Public Accounts Committee says it is “extremely concerned” by lack of progress on £20bn programme

The government’s claims that using modern methods of construction will cut costs and delivery time on new hospital projects are at risk of being “pipe dreams”, an inquiry has found.

The Public Accounts Committee’s (PAC) first report on the £20bn new hospital programme (NHP) said it was “extremely concerned” by the lack of overall progress the NHP had made since its 2020 launch, describing the programme’s development as “worryingly slow”.

It warned the development and design of the modern methods of construction (MMC) approach, dubbed “Hospital 2.0”, had taken too long to get off the drawing board and is now running at least five months behind schedule.

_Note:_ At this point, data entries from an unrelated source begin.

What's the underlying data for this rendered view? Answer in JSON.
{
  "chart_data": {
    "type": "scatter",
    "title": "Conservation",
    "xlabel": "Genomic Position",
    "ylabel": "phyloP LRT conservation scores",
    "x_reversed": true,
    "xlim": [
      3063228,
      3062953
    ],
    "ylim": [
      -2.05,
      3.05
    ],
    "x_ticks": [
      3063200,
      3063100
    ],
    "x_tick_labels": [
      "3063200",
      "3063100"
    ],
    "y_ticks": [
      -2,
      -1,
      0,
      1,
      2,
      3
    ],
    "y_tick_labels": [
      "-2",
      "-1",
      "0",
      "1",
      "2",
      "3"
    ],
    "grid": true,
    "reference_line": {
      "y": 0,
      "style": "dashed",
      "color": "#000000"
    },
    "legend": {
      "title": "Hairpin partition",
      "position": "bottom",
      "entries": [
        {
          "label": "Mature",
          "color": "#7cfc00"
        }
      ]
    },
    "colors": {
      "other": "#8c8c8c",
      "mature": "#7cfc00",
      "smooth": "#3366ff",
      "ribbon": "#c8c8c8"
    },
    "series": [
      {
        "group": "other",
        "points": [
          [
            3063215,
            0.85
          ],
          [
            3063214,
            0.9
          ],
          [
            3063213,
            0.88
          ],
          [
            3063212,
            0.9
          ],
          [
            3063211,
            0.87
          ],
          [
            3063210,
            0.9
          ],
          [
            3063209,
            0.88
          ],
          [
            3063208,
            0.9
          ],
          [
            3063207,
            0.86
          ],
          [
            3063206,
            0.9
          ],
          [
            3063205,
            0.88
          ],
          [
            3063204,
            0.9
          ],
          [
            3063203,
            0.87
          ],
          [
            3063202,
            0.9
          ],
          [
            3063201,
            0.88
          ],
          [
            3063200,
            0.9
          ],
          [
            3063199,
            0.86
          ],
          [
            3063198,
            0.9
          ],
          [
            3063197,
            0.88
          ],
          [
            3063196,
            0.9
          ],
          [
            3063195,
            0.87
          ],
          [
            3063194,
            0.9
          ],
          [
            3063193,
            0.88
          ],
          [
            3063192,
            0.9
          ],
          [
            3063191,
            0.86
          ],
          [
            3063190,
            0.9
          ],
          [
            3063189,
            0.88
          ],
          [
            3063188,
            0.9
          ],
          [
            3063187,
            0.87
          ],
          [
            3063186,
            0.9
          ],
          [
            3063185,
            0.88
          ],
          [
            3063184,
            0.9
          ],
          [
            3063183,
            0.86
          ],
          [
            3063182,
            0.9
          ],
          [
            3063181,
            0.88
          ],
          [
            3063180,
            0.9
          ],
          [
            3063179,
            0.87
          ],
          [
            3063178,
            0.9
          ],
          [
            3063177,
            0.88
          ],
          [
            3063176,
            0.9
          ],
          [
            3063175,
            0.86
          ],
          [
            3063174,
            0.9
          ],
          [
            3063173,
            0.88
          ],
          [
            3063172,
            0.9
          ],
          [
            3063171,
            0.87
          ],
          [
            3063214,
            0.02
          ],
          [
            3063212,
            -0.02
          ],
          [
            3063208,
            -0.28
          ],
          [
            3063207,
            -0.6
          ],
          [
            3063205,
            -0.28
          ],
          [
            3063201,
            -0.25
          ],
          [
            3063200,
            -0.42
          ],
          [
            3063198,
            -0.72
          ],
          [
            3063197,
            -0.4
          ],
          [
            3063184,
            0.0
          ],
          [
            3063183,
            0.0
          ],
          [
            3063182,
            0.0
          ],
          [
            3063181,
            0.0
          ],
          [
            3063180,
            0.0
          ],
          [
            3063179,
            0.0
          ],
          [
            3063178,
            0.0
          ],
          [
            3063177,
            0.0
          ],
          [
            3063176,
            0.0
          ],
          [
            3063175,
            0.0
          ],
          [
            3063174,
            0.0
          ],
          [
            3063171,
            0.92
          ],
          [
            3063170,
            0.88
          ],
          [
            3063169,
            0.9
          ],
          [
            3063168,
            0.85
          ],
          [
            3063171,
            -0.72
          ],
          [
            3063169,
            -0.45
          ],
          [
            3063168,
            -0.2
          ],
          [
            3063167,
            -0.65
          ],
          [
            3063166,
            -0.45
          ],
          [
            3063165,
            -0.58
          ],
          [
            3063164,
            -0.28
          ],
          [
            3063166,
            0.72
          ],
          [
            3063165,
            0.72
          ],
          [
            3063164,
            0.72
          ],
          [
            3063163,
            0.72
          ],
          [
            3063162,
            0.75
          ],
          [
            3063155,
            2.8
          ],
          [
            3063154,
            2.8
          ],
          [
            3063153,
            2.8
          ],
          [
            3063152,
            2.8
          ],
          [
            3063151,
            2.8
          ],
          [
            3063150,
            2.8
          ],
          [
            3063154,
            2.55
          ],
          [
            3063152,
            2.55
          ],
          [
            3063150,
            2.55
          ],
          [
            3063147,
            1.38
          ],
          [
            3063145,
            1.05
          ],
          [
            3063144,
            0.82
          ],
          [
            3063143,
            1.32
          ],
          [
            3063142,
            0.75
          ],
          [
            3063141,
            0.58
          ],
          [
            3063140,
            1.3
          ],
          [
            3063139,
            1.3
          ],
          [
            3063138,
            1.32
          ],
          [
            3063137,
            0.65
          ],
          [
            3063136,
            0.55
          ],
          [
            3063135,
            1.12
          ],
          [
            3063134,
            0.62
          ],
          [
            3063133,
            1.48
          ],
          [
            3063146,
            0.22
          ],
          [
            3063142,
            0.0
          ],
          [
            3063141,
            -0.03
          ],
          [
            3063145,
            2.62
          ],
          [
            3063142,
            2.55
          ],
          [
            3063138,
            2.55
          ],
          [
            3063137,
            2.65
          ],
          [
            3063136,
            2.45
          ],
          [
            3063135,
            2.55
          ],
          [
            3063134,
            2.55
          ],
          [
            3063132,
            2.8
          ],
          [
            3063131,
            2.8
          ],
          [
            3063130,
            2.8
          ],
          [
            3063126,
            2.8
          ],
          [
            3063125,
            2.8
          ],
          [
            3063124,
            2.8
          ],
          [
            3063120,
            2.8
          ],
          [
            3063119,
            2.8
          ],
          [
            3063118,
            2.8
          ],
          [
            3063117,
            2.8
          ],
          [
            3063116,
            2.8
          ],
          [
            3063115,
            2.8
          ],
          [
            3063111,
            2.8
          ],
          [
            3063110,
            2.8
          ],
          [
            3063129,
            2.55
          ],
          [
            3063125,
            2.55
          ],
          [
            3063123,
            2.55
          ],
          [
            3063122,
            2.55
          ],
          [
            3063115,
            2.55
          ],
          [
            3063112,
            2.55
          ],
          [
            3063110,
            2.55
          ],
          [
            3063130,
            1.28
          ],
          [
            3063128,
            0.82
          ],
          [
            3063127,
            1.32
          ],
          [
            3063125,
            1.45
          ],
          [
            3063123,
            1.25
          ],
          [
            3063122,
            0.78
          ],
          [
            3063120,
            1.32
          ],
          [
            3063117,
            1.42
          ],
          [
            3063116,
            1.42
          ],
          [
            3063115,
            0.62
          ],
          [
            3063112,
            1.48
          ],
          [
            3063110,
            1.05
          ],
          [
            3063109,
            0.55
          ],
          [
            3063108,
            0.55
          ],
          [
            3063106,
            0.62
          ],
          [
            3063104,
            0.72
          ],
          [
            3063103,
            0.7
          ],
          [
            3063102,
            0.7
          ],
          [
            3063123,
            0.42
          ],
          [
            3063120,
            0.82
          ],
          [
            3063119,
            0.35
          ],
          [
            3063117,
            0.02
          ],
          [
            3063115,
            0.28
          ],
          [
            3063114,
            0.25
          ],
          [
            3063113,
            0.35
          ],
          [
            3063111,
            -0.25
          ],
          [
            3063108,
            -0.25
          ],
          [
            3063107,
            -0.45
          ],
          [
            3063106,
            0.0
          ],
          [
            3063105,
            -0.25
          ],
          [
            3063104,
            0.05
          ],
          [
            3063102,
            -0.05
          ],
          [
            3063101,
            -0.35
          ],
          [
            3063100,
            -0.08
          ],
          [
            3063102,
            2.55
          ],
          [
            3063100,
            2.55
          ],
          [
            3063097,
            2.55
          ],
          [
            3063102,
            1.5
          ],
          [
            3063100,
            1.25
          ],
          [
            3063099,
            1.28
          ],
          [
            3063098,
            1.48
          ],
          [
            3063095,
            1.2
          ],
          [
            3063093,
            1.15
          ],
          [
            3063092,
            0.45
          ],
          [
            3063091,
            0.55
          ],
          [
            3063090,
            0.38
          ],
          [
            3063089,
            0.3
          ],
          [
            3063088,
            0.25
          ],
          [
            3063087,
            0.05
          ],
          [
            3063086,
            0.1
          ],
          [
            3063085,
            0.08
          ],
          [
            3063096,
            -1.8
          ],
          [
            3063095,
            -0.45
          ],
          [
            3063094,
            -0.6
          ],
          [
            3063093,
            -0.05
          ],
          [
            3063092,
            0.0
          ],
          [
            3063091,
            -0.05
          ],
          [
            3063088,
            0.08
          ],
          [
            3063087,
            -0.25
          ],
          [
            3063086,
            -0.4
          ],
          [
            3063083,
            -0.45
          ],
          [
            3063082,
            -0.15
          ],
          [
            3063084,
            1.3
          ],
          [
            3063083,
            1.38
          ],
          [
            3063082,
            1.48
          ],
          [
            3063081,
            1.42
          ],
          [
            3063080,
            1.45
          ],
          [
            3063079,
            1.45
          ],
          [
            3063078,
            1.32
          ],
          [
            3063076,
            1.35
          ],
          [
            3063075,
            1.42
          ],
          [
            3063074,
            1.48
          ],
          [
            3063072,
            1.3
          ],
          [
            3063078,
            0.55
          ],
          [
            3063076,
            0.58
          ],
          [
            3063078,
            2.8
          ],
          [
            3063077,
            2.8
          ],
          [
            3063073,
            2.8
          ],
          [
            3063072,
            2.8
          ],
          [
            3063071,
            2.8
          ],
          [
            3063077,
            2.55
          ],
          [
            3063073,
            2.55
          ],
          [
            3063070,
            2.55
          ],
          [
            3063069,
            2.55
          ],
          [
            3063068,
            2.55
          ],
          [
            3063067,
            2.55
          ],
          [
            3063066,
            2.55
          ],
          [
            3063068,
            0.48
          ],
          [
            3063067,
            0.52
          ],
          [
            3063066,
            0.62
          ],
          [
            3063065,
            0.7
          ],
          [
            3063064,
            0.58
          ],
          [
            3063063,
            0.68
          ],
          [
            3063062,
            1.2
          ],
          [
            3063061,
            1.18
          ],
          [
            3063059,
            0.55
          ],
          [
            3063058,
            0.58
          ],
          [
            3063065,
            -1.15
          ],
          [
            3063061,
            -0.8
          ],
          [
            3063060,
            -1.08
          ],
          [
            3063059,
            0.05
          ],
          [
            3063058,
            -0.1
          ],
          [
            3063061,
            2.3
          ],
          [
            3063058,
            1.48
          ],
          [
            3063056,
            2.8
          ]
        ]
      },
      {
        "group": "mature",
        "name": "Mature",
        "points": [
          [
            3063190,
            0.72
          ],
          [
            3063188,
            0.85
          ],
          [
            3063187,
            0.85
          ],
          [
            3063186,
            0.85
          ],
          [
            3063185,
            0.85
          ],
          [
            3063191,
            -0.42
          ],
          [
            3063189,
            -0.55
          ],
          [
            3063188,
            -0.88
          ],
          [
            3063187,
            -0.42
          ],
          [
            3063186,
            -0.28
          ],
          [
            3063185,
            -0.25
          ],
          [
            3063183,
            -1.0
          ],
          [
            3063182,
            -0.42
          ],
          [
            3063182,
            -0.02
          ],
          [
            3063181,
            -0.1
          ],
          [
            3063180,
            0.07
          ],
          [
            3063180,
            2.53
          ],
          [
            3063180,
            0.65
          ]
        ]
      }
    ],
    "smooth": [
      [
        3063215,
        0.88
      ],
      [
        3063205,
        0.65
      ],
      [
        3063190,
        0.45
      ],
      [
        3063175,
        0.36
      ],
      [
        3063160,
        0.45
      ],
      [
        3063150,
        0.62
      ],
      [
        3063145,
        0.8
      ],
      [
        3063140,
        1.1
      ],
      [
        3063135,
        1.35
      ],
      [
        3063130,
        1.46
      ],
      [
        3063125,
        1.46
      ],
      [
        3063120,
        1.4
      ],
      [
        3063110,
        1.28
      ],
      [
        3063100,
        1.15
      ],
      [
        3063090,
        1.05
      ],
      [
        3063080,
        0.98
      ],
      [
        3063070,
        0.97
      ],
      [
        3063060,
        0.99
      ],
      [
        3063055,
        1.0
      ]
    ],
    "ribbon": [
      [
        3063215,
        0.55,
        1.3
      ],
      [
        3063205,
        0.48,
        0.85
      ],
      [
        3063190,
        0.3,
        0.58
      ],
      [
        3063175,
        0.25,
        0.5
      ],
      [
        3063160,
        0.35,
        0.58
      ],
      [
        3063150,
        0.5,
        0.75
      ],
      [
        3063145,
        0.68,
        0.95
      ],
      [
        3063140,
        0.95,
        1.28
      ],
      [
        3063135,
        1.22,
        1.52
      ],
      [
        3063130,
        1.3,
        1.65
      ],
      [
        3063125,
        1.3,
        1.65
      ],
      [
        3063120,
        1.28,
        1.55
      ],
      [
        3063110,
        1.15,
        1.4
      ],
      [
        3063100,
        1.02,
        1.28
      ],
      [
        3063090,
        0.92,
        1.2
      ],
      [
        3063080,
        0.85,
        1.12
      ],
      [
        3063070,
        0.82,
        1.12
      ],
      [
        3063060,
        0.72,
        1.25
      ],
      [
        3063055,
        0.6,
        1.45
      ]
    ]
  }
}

The PAC’s highly critical 32-page report found that a failure to allow time for proper piloting of approaches such as material standardisation could “bake in” design and construction issues.

The NHP was originally launched in 2020 and included a pledge to build 40 new hospitals by 2030. 

The programme was reset in May this year, adding five more hospitals found to contain unstable reinforced autoclaved aerated concrete (RAAC), while delaying eight of the schemes past the original 2030 deadline.

Royal Liverpool hospital

Source: Kevin Walsh / Alamy Stock Photo

Royal Liverpool hospital, completed in 2017

The cross-party committee, which is chaired by Labour MP Meg Hillier, said the delays had both reduced the time available to test the designs in real-life scenarios and hindered meaningful engagement between the NHP and the industry on the details of the approach.

A failure to thoroughly pilot MMC approaches could store up problems for future generations because of “defective or poorly thought through” standardisation, it said, adding a recommendation that the Department of Health and Social Care (DHSC) should start at least on early scheme next year to trial designs.

The PAC also echoed warnings made by the National Audit Office (NAO) in July over the “maximum risk” approach taken by the programme to build the majority of schemes within a five-year window, risking delays due to a lack of capacity in the industry.

>>See more: Rebooting the New Hospital Programme: Is this the solution to the NHS backlog?

“With a very large number of hospitals planned to be in construction simultaneously in the last years of the decade, we have no confidence that even the reduced target of 32 new hospitals is achievable by 2030,” the PAC said.

The committee recommended that the DHSC should “urgently” examine how the programme can be made to deliver some “tangible results” by looking at whether schemes can be brought forward using pre-existing design and construction approaches .

The NHP is expected to appoint a consultant team to lead the programme within the next few months on a £600m contract lasting at least for six years from 2024.

The programme delivery partner will be tasked with developing the infrastructure, systems and processes needed to embrace the NHP’s “transformative vision” for hospital construction, an NHP update said last month.